Respondents received their separation pay and executed Release waivers


and Quitclaims but they still filed a separate complaints for illegal dismissal,
unfair labor practice, reinstatement, and damages. Alleging that they were
not informed of the criteria for the implementation of the special retirement
program and the same was merely a scheme to thwart collective bargaining
with 32 union members representing 1/3 of the company’s supervisors
dismissed, with respondents offered contractual employment.

ISSUE:
1) WON the termination of respondents by virtue of the special retirement
program valid?
2) WON Lopez Sugar failed to prove redundancy?

RULING:
1) NO. The corporation illegally dismissed the private respondents by
including them in its special retirement program, this debilitating the
union, rendering it pliant by decapacitating its leadership.

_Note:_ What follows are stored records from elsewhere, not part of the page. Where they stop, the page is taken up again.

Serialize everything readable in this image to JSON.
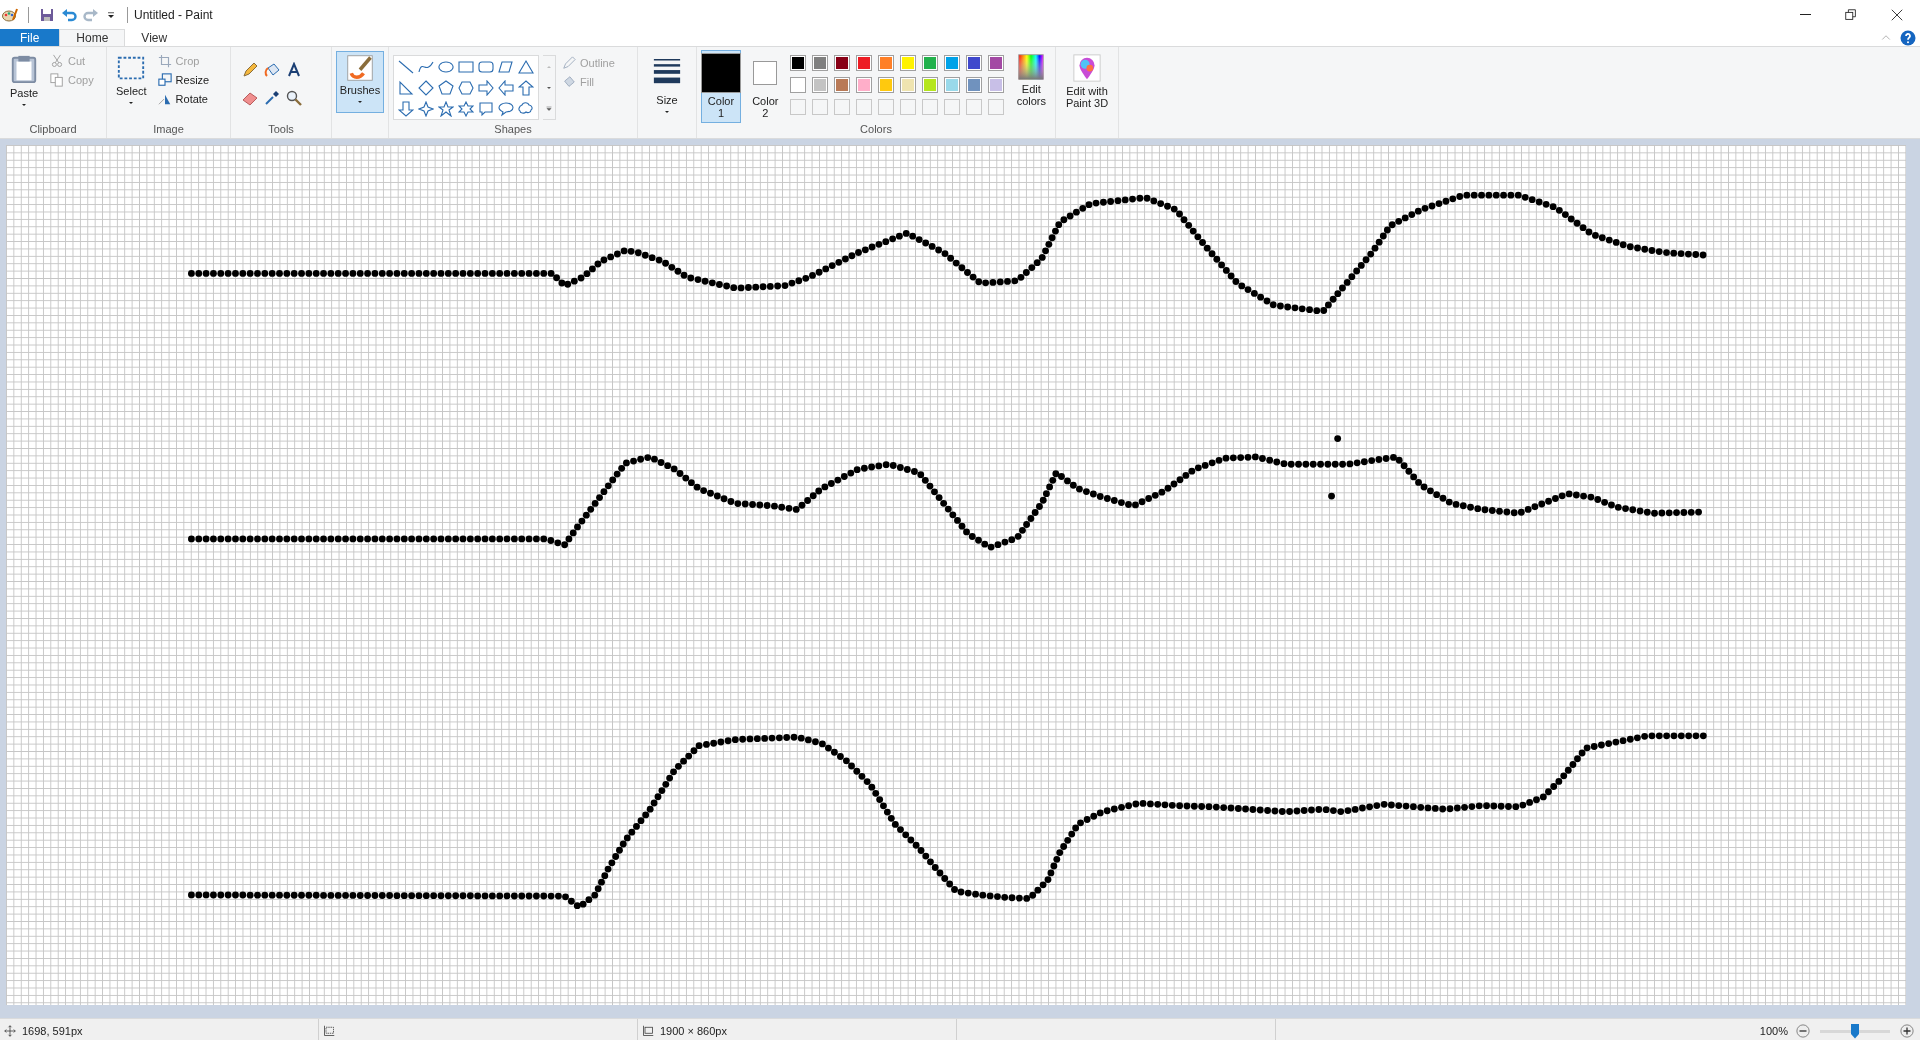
{
  "window": {
    "title": "Untitled - Paint"
  },
  "tabs": [
    {
      "label": "File",
      "kind": "file",
      "selected": false
    },
    {
      "label": "Home",
      "kind": "tab",
      "selected": true
    },
    {
      "label": "View",
      "kind": "tab",
      "selected": false
    }
  ],
  "clipboard": {
    "label": "Clipboard",
    "paste": "Paste",
    "cut": {
      "label": "Cut",
      "disabled": true
    },
    "copy": {
      "label": "Copy",
      "disabled": true
    }
  },
  "image": {
    "label": "Image",
    "select": "Select",
    "crop": {
      "label": "Crop",
      "disabled": true
    },
    "resize": {
      "label": "Resize",
      "disabled": false
    },
    "rotate": {
      "label": "Rotate",
      "disabled": false
    }
  },
  "tools": {
    "label": "Tools"
  },
  "brushes": {
    "label": "Brushes",
    "selected": true
  },
  "shapes": {
    "label": "Shapes",
    "outline": {
      "label": "Outline",
      "disabled": true
    },
    "fill": {
      "label": "Fill",
      "disabled": true
    }
  },
  "size": {
    "label": "Size"
  },
  "colors": {
    "label": "Colors",
    "color1": {
      "label": "Color\n1",
      "color": "#000000",
      "selected": true
    },
    "color2": {
      "label": "Color\n2",
      "color": "#ffffff",
      "selected": false
    },
    "palette": [
      {
        "kind": "swatch",
        "color": "#000000"
      },
      {
        "kind": "swatch",
        "color": "#7f7f7f"
      },
      {
        "kind": "swatch",
        "color": "#880015"
      },
      {
        "kind": "swatch",
        "color": "#ed1c24"
      },
      {
        "kind": "swatch",
        "color": "#ff7f27"
      },
      {
        "kind": "swatch",
        "color": "#fff200"
      },
      {
        "kind": "swatch",
        "color": "#22b14c"
      },
      {
        "kind": "swatch",
        "color": "#00a2e8"
      },
      {
        "kind": "swatch",
        "color": "#3f48cc"
      },
      {
        "kind": "swatch",
        "color": "#a349a4"
      },
      {
        "kind": "swatch",
        "color": "#ffffff"
      },
      {
        "kind": "swatch",
        "color": "#c3c3c3"
      },
      {
        "kind": "swatch",
        "color": "#b97a57"
      },
      {
        "kind": "swatch",
        "color": "#ffaec9"
      },
      {
        "kind": "swatch",
        "color": "#ffc90e"
      },
      {
        "kind": "swatch",
        "color": "#efe4b0"
      },
      {
        "kind": "swatch",
        "color": "#b5e61d"
      },
      {
        "kind": "swatch",
        "color": "#99d9ea"
      },
      {
        "kind": "swatch",
        "color": "#7092be"
      },
      {
        "kind": "swatch",
        "color": "#c8bfe7"
      },
      {
        "kind": "empty"
      },
      {
        "kind": "empty"
      },
      {
        "kind": "empty"
      },
      {
        "kind": "empty"
      },
      {
        "kind": "empty"
      },
      {
        "kind": "empty"
      },
      {
        "kind": "empty"
      },
      {
        "kind": "empty"
      },
      {
        "kind": "empty"
      },
      {
        "kind": "empty"
      }
    ],
    "edit_colors": "Edit\ncolors"
  },
  "paint3d": "Edit with\nPaint 3D",
  "status_bar": {
    "cursor": "1698, 591px",
    "canvas_size": "1900 × 860px",
    "zoom": "100%",
    "zoom_level": {
      "level": 0.5
    }
  }
}
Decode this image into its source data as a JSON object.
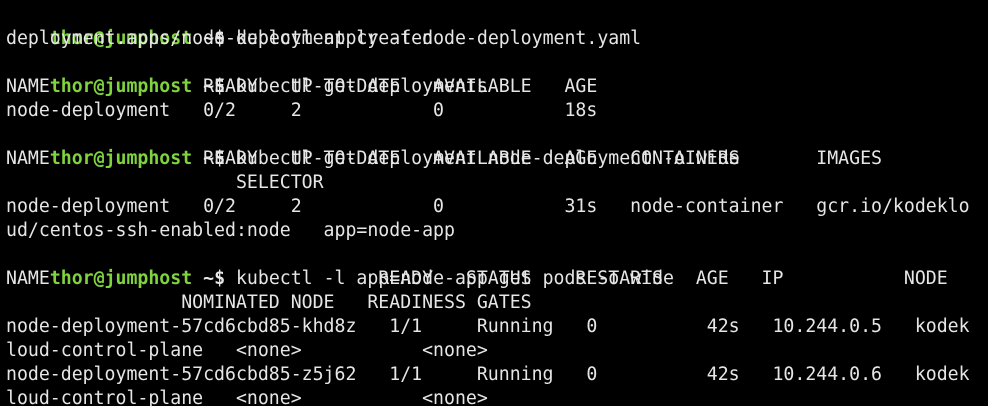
{
  "colors": {
    "background": "#000000",
    "prompt_user": "#7fd33e",
    "text": "#e6e6e6"
  },
  "prompt": {
    "user_host": "thor@jumphost",
    "symbol": " ~$ "
  },
  "lines": [
    {
      "type": "cmd",
      "text": "kubectl apply -f node-deployment.yaml"
    },
    {
      "type": "out",
      "text": "deployment.apps/node-deployment created"
    },
    {
      "type": "cmd",
      "text": "kubectl get deployments"
    },
    {
      "type": "out",
      "text": "NAME              READY   UP-TO-DATE   AVAILABLE   AGE"
    },
    {
      "type": "out",
      "text": "node-deployment   0/2     2            0           18s"
    },
    {
      "type": "cmd",
      "text": "kubectl get deployment node-deployment -o wide"
    },
    {
      "type": "out",
      "text": "NAME              READY   UP-TO-DATE   AVAILABLE   AGE   CONTAINERS       IMAGES"
    },
    {
      "type": "out",
      "text": "                     SELECTOR"
    },
    {
      "type": "out",
      "text": "node-deployment   0/2     2            0           31s   node-container   gcr.io/kodeklo"
    },
    {
      "type": "out",
      "text": "ud/centos-ssh-enabled:node   app=node-app"
    },
    {
      "type": "cmd",
      "text": "kubectl -l app=node-app get pods -o wide"
    },
    {
      "type": "out",
      "text": "NAME                              READY   STATUS    RESTARTS   AGE   IP           NODE"
    },
    {
      "type": "out",
      "text": "                NOMINATED NODE   READINESS GATES"
    },
    {
      "type": "out",
      "text": "node-deployment-57cd6cbd85-khd8z   1/1     Running   0          42s   10.244.0.5   kodek"
    },
    {
      "type": "out",
      "text": "loud-control-plane   <none>           <none>"
    },
    {
      "type": "out",
      "text": "node-deployment-57cd6cbd85-z5j62   1/1     Running   0          42s   10.244.0.6   kodek"
    },
    {
      "type": "out",
      "text": "loud-control-plane   <none>           <none>"
    }
  ]
}
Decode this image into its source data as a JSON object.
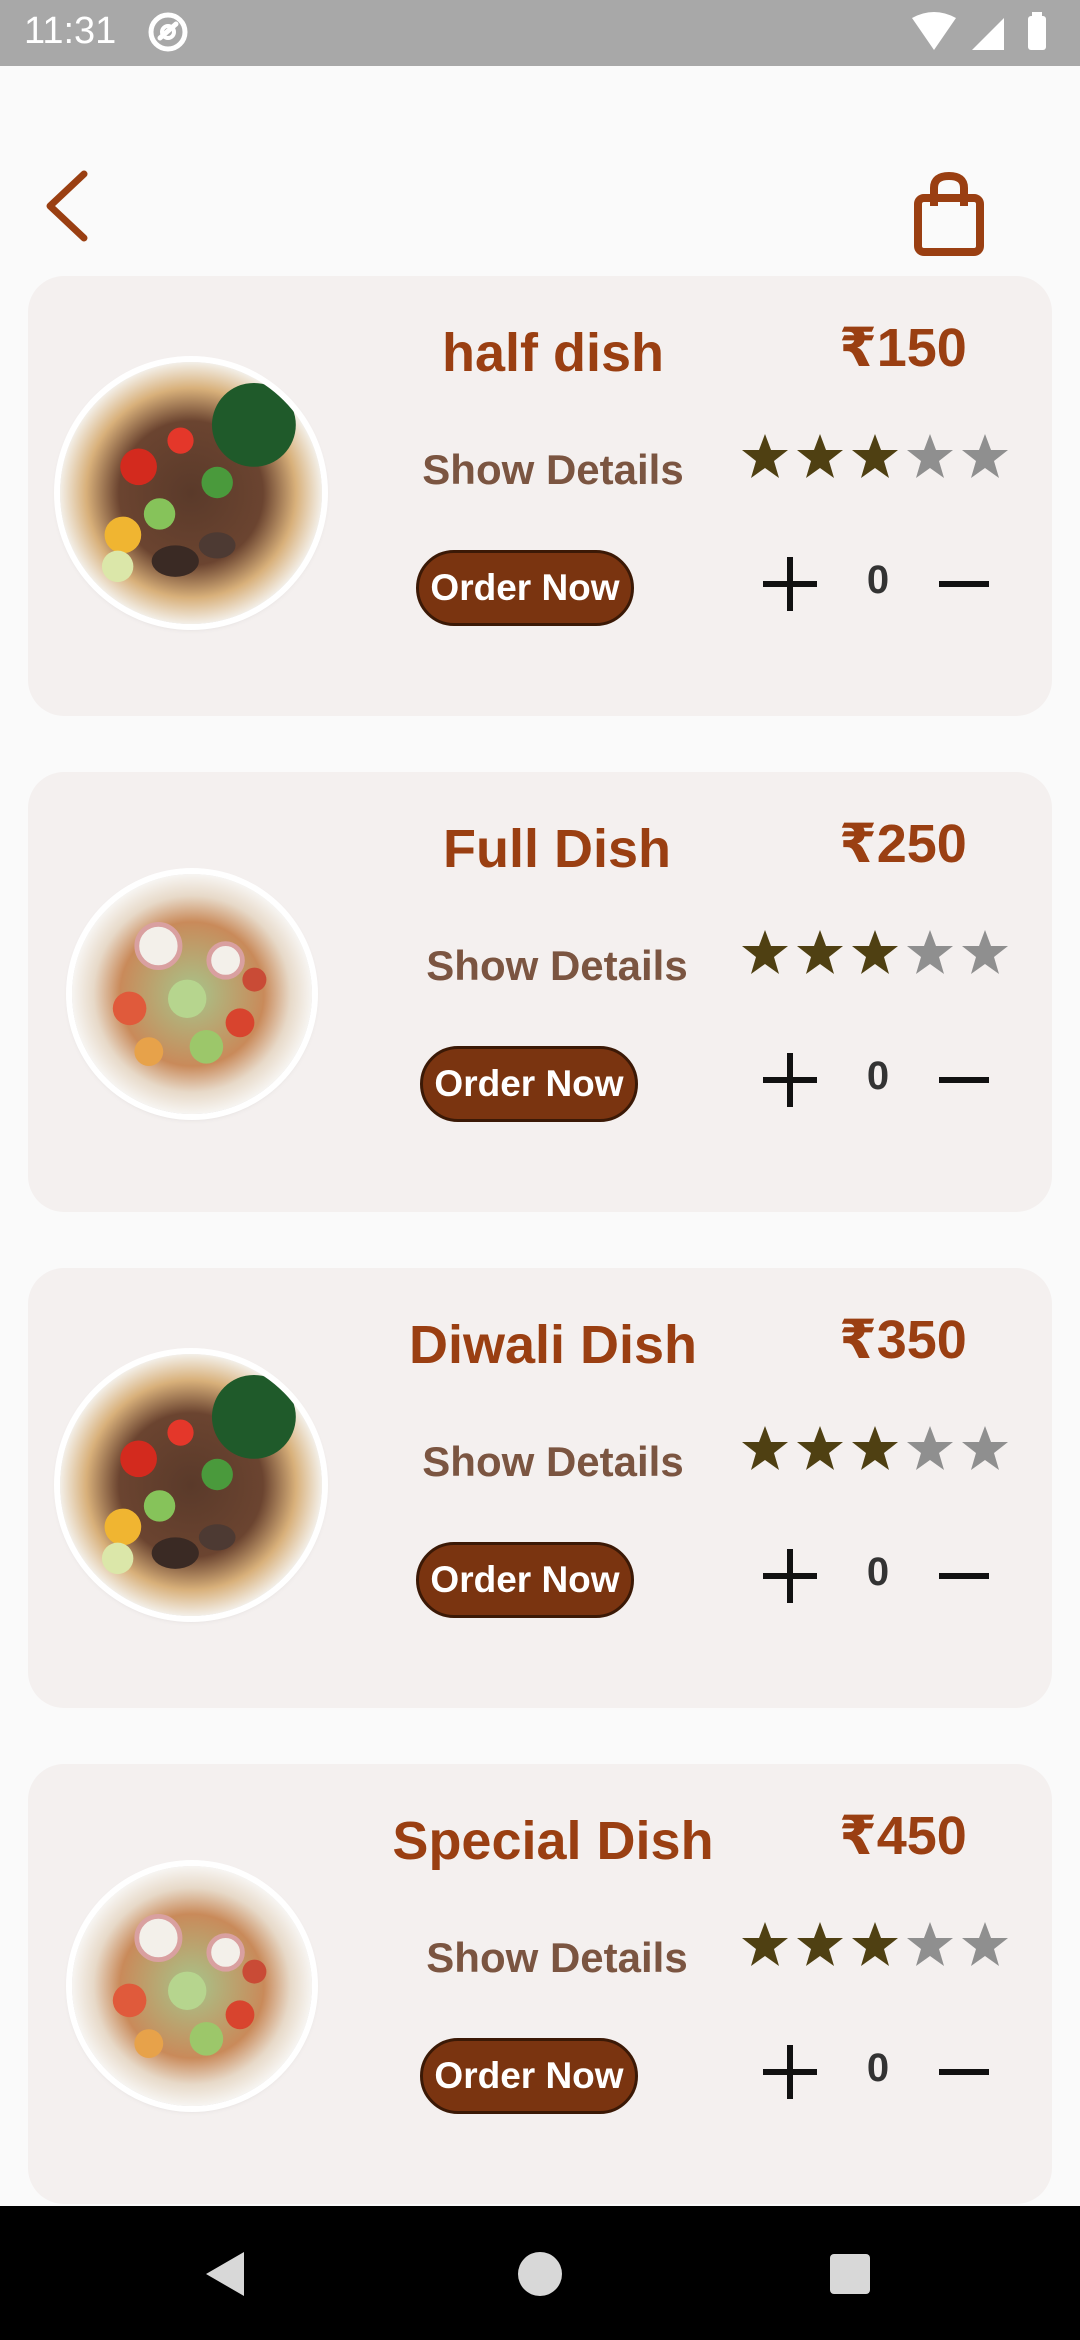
{
  "status_bar": {
    "time": "11:31"
  },
  "icons": {
    "back": "chevron-left-icon",
    "cart": "shopping-bag-icon",
    "star": "star-icon",
    "plus": "plus-icon",
    "minus": "minus-icon"
  },
  "colors": {
    "accent": "#9a3f12",
    "button_fill": "#7a3410",
    "star_filled": "#4f4012",
    "star_empty": "#8f8f8f",
    "card_bg": "#f4f0ef"
  },
  "dishes": [
    {
      "name": "half dish",
      "price": "₹150",
      "details_label": "Show Details",
      "order_label": "Order Now",
      "rating": 3,
      "rating_max": 5,
      "quantity": "0"
    },
    {
      "name": "Full Dish",
      "price": "₹250",
      "details_label": "Show Details",
      "order_label": "Order Now",
      "rating": 3,
      "rating_max": 5,
      "quantity": "0"
    },
    {
      "name": "Diwali Dish",
      "price": "₹350",
      "details_label": "Show Details",
      "order_label": "Order Now",
      "rating": 3,
      "rating_max": 5,
      "quantity": "0"
    },
    {
      "name": "Special Dish",
      "price": "₹450",
      "details_label": "Show Details",
      "order_label": "Order Now",
      "rating": 3,
      "rating_max": 5,
      "quantity": "0"
    }
  ]
}
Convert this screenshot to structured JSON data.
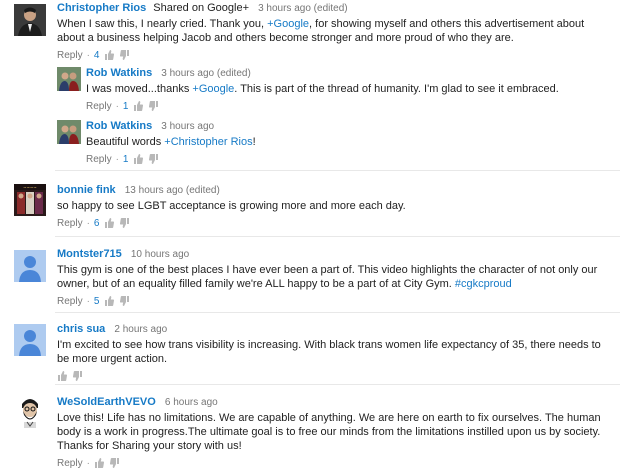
{
  "labels": {
    "reply": "Reply",
    "dot": "·"
  },
  "colors": {
    "link": "#167ac6",
    "meta": "#767676",
    "separator": "#e8e8e8"
  },
  "comments": [
    {
      "author": "Christopher Rios",
      "shared": "Shared on Google+",
      "time": "3 hours ago (edited)",
      "text_parts": [
        "When I saw this, I nearly cried. Thank you, ",
        "+Google",
        ", for showing myself and others this advertisement about about a business helping Jacob and others become stronger and more proud of who they are."
      ],
      "likes": "4",
      "avatar": "photo-man-suit"
    },
    {
      "author": "Rob Watkins",
      "time": "3 hours ago (edited)",
      "text_parts": [
        "I was moved...thanks ",
        "+Google",
        ". This is part of the thread of humanity. I'm glad to see it embraced."
      ],
      "likes": "1",
      "avatar": "photo-couple"
    },
    {
      "author": "Rob Watkins",
      "time": "3 hours ago",
      "text_parts": [
        "Beautiful words ",
        "+Christopher Rios",
        "!"
      ],
      "likes": "1",
      "avatar": "photo-couple"
    },
    {
      "author": "bonnie fink",
      "time": "13 hours ago (edited)",
      "text": "so happy to see LGBT acceptance is growing more and more each day.",
      "likes": "6",
      "avatar": "photo-poster"
    },
    {
      "author": "Montster715",
      "time": "10 hours ago",
      "text_parts": [
        "This gym is one of the best places I have ever been a part of. This video highlights the character of not only our owner, but of an equality filled family we're ALL happy to be a part of at City Gym. ",
        "#cgkcproud"
      ],
      "likes": "5",
      "avatar": "default-user"
    },
    {
      "author": "chris sua",
      "time": "2 hours ago",
      "text": "I'm excited to see how trans visibility is increasing. With black trans women life expectancy of 35, there needs to be more urgent action.",
      "avatar": "default-user"
    },
    {
      "author": "WeSoldEarthVEVO",
      "time": "6 hours ago",
      "text": "Love this! Life has no limitations. We are capable of anything. We are here on earth to fix ourselves. The human body is a work in progress.The ultimate goal is to free our minds from the limitations instilled upon us by society. Thanks for Sharing your story with us!",
      "avatar": "illustration-bearded-man"
    }
  ]
}
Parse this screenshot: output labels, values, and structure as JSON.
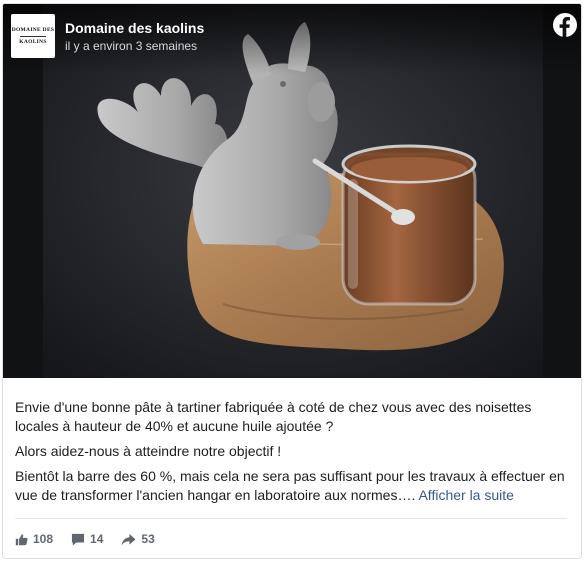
{
  "post": {
    "page_name": "Domaine des kaolins",
    "time_label": "il y a environ 3 semaines",
    "logo_line1": "DOMAINE DES",
    "logo_line2": "KAOLINS",
    "paragraphs": [
      "Envie d'une bonne pâte à tartiner fabriquée à coté de chez vous avec des noisettes locales à hauteur de 40% et aucune huile ajoutée ?",
      "Alors aidez-nous à atteindre notre objectif !",
      "Bientôt la barre des 60 %, mais cela ne sera pas suffisant pour les travaux à effectuer en vue de transformer l'ancien hangar en laboratoire aux normes…."
    ],
    "see_more": "Afficher la suite"
  },
  "stats": {
    "likes": "108",
    "comments": "14",
    "shares": "53"
  },
  "icons": {
    "network": "facebook-icon",
    "like": "thumbs-up-icon",
    "comment": "comment-bubble-icon",
    "share": "share-arrow-icon"
  },
  "colors": {
    "link": "#385898",
    "facebook_badge": "#ffffff",
    "stat_gray": "#606770"
  }
}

No standards,
criteria, or guidelines for the selection of the employees to be dismisses
were made known to them, and all they were told was that they had
been selected for termination.

3) NO. Under the Labor Code, the burden of proof is in the employer to
prove factual and legal basis for dismissal of employees based on
redundancy. Moreover, jurisprudence has held that the following
requisites ensure validity of a redundancy program: (1) written notice to
employees and DOLE at least 1 month prior the retrenchment; (2)
payment of separation pay of at least 1 month or 1 month pay for every
year of service; (3) good faith; and (4) fair and reasonable criteria in
ascertaining redundant positions to be abolished.

In this case, Lopez Sugar failed to comply with the 4th requisite as it
gave no standard or criteria to respondents that may justify their inclusion
in the special retirement program.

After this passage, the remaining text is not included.